MS would lose 95% of their corporate OS sales if all apps had to be installed via their Metro marketplace in Win9 or 10. It would take most medium to large companies between 5 and 20 years to move to such a system, and they simply wouldn't do it. To the point of skipping 4 or 5 OS updates even if support ends for the last OS with stand-alone install capabilities. On top of that most retail sales would end up the same way. People would demand/keep using their old OS until it is simply impossible to do so any longer. In the meantime MS would lose money year after year on OS sales and would eventually have to reverse their position and allow normal installs. So it will never happen. Installing via a normal installer will always be an option or they will lose their OS share in their chase for App share. And trust me, they already know this.

That's a lot of crap in a single post that only needs a single sentence for rebuttal:

Corporate users don't upgrade frequently.

Did you hear that flushing? I believe that was your argument going down the toilet :)

Many businesses are still on XP. In fact, it wasn't until last month that Win7 outpaced XP, so who do you think all of those people are? Do you think they give 2 craps about Win7 or Win8? Win9? Do you think they need any of that? A touch-based OS for business users, maybe?

MS will lock down Win9 if it means they're capable of making more money. Business users aren't looking to upgrade to Win8 or even Win9, whenever that gets here. They've just finally transitioned to Win7, so why on earth you think MS cares about corporate OSes? Office is cloud-based now, it doesn't care what OS or ISA you've got.
 
Ever read iOS/Google/MS store eulas.
The problem with Windows Store is that its trying to close the system and make it more akin to a Mobile system. Worst part is the fact that MS metro stuff is based on content consumption model rather then content creation model that the PC is. If the consumption model is enforced on PC's by Microsoft we will be subject to their EULA and MS policies and since MS a private corporation your Freedom of speech no longer is protected. Think of it as FOX news and CNN are the only new sources you will be able to see and get your news from and this will apply to the entire globe. Microsoft is going to go down this path more and more they are gone try to enforce of this on users with their further iterations of OS's. If you guys think this will stop in 9 your are fooling yourselves.
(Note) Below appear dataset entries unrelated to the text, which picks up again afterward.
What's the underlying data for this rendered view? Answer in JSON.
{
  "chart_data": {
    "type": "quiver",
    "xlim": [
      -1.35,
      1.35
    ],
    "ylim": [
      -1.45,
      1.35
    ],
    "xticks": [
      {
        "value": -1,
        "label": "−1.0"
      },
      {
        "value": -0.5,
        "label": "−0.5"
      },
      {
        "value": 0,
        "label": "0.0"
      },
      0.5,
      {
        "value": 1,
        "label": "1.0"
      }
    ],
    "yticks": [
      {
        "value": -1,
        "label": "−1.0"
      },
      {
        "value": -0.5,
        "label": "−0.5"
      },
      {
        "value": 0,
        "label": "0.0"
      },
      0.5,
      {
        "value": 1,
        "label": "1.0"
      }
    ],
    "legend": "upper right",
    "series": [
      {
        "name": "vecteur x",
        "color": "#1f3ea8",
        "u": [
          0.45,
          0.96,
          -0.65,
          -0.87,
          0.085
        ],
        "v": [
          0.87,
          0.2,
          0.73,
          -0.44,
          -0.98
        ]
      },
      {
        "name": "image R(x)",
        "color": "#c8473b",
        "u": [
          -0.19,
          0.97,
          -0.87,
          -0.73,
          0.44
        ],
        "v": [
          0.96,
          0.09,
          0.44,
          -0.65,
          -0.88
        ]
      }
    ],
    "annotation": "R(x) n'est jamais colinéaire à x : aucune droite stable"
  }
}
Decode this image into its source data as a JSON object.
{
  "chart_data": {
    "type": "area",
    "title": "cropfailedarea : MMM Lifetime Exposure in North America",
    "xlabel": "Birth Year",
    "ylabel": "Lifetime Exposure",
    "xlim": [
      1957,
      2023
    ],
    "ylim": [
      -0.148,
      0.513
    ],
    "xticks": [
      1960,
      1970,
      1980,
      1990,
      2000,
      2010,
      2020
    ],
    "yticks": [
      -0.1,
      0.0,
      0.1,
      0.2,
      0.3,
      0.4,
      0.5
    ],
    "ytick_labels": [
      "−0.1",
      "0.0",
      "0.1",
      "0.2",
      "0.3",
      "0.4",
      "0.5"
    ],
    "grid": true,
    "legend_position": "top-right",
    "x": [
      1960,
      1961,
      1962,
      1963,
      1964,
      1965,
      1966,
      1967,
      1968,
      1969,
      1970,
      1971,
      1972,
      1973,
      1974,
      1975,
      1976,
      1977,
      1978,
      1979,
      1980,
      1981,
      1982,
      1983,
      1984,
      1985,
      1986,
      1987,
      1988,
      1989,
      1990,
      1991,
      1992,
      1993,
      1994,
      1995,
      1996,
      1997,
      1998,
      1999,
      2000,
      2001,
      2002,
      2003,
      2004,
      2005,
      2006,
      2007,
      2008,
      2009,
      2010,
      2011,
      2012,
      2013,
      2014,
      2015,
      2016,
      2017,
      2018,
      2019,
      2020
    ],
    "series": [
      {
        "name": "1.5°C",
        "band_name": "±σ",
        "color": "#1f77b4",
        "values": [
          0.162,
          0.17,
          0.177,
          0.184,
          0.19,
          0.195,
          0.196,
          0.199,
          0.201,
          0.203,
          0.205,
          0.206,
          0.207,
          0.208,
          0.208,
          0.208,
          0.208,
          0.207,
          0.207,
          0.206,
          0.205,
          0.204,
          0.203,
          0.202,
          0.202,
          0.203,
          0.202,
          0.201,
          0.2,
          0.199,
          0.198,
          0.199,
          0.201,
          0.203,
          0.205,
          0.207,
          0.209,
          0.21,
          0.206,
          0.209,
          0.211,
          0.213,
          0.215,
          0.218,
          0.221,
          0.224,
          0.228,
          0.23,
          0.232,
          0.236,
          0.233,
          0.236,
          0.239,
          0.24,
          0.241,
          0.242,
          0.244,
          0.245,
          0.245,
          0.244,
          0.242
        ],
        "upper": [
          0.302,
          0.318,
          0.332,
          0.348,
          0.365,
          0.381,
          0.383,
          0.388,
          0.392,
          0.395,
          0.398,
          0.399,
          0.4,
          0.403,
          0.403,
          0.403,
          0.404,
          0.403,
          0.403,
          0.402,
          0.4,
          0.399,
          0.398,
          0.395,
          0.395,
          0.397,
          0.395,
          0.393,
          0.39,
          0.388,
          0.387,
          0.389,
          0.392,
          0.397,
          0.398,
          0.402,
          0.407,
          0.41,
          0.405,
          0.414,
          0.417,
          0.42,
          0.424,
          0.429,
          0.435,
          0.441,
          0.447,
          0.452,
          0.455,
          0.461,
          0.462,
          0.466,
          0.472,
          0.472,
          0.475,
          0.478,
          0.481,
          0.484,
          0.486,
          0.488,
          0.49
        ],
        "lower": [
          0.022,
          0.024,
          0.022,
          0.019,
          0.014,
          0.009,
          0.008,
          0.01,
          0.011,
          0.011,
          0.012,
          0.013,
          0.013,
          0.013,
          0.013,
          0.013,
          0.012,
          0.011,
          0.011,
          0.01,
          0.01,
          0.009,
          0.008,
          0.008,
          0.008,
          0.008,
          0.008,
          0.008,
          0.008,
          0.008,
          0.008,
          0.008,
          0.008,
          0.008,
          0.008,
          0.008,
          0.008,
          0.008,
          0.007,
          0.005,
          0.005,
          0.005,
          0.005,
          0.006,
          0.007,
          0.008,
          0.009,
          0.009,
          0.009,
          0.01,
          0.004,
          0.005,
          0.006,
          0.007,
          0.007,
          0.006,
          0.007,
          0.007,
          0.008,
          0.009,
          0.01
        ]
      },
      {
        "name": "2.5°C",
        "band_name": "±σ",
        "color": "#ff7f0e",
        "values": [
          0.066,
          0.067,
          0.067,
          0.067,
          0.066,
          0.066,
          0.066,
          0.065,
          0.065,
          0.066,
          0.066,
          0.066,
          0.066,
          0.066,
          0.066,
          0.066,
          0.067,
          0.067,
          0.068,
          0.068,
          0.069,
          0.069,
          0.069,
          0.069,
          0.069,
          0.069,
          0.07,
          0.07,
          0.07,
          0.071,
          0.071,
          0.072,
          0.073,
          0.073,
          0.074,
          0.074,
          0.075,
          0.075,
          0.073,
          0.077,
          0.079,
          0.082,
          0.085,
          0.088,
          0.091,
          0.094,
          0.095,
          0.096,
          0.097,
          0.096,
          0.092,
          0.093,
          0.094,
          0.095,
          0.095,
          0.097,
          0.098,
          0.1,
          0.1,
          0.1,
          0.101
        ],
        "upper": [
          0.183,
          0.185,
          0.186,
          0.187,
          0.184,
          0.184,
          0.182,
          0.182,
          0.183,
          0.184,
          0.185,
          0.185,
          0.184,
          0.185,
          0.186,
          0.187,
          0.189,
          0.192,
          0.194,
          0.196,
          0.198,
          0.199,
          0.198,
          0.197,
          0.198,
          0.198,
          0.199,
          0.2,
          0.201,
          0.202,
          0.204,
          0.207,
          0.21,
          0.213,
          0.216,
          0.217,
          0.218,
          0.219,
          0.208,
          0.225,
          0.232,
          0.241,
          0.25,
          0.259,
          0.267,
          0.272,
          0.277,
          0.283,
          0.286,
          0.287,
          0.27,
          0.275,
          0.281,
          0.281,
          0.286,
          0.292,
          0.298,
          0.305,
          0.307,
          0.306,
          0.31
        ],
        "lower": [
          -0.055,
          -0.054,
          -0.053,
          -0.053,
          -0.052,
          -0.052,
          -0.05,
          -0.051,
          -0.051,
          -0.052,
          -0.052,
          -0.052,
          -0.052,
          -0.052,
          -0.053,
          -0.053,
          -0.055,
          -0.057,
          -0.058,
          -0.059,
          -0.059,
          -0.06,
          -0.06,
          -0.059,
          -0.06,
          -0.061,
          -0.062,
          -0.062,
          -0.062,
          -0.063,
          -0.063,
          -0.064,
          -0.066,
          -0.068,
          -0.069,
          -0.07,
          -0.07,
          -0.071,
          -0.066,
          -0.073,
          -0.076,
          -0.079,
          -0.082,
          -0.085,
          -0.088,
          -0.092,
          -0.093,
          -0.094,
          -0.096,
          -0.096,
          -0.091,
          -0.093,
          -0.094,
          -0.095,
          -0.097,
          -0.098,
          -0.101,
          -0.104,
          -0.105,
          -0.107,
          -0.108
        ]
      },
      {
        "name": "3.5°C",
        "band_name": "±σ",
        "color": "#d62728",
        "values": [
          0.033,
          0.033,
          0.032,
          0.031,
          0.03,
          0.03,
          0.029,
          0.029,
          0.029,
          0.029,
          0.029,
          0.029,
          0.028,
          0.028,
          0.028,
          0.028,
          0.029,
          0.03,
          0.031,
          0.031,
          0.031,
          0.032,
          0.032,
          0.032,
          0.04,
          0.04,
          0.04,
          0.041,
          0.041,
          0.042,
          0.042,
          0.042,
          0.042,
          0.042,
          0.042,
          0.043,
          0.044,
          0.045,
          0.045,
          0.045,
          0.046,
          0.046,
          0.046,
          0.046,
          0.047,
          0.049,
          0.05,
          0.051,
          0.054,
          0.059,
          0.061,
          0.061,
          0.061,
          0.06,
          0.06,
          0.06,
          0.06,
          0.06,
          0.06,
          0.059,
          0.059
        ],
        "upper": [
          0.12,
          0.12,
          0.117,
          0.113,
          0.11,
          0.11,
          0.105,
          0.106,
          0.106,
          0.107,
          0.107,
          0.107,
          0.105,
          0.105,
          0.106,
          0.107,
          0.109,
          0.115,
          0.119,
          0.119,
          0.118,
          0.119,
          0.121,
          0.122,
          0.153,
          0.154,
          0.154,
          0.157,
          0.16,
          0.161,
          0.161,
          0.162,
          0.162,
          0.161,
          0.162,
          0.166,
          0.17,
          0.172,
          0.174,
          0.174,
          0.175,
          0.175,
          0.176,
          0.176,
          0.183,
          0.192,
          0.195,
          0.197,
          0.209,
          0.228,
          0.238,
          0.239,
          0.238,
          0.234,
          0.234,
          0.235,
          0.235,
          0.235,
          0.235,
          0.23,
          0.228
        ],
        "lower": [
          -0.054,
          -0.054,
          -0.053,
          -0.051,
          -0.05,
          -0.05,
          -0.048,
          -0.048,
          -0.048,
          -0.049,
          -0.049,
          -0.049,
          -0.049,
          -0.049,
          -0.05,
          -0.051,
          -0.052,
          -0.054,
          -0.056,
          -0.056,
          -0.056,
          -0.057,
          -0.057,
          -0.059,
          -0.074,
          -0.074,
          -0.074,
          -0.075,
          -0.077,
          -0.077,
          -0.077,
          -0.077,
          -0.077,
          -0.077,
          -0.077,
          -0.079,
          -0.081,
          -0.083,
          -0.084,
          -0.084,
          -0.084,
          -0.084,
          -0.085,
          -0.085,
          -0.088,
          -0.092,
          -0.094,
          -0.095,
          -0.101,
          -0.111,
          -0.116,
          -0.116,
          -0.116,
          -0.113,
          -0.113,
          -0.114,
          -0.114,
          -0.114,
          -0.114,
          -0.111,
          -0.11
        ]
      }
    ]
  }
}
Metro API is gimped (can't communicate with win32 api, heck you can't do local sockets)you can't really do anything serious with it. Metro is for fluff

That's so odd because I installed all my windows programs just fine in Windows 8 and I didn't have to use the Windows Store to do it. Did I magically figure something out? I didn't realize Metro had closed my system!!!!
 
That's so odd because I installed all my windows programs just fine in Windows 8 and I didn't have to use the Windows Store to do it. Did I magically figure something out? I didn't realize Metro had closed my system!!!!

I don't think he's talking about 8 necessarily. But the future of windows
 
More like tinfoil hattery, MS doesn't get to dictate the market we do so there's really no worry.

Indeed, the whole reason why we have Windows 8 is because the market has spoken and it wants more tablets and fewer laptops and desktops. One can debate the strategy behind Windows 8 and say Microsoft should have done this or done that but it had to do SOEMTHING and that something has a lot more chance to succeed if it leverages the #1 OS of all time I think.
 
I don't think he's talking about 8 necessarily. But the future of windows
means nothing i can speculate that the next ios will require you to tatoo a barcode into your skin in order to id the user. Doesn't mean it will come true, sure mine is probably less likely but auto assuming the worst possible shit always for the future is just shit silly, esp when you get angry at microsoft over it, fuck you're getting angry over something they haven't done but only something you thought they might do wtf is that crazy crap.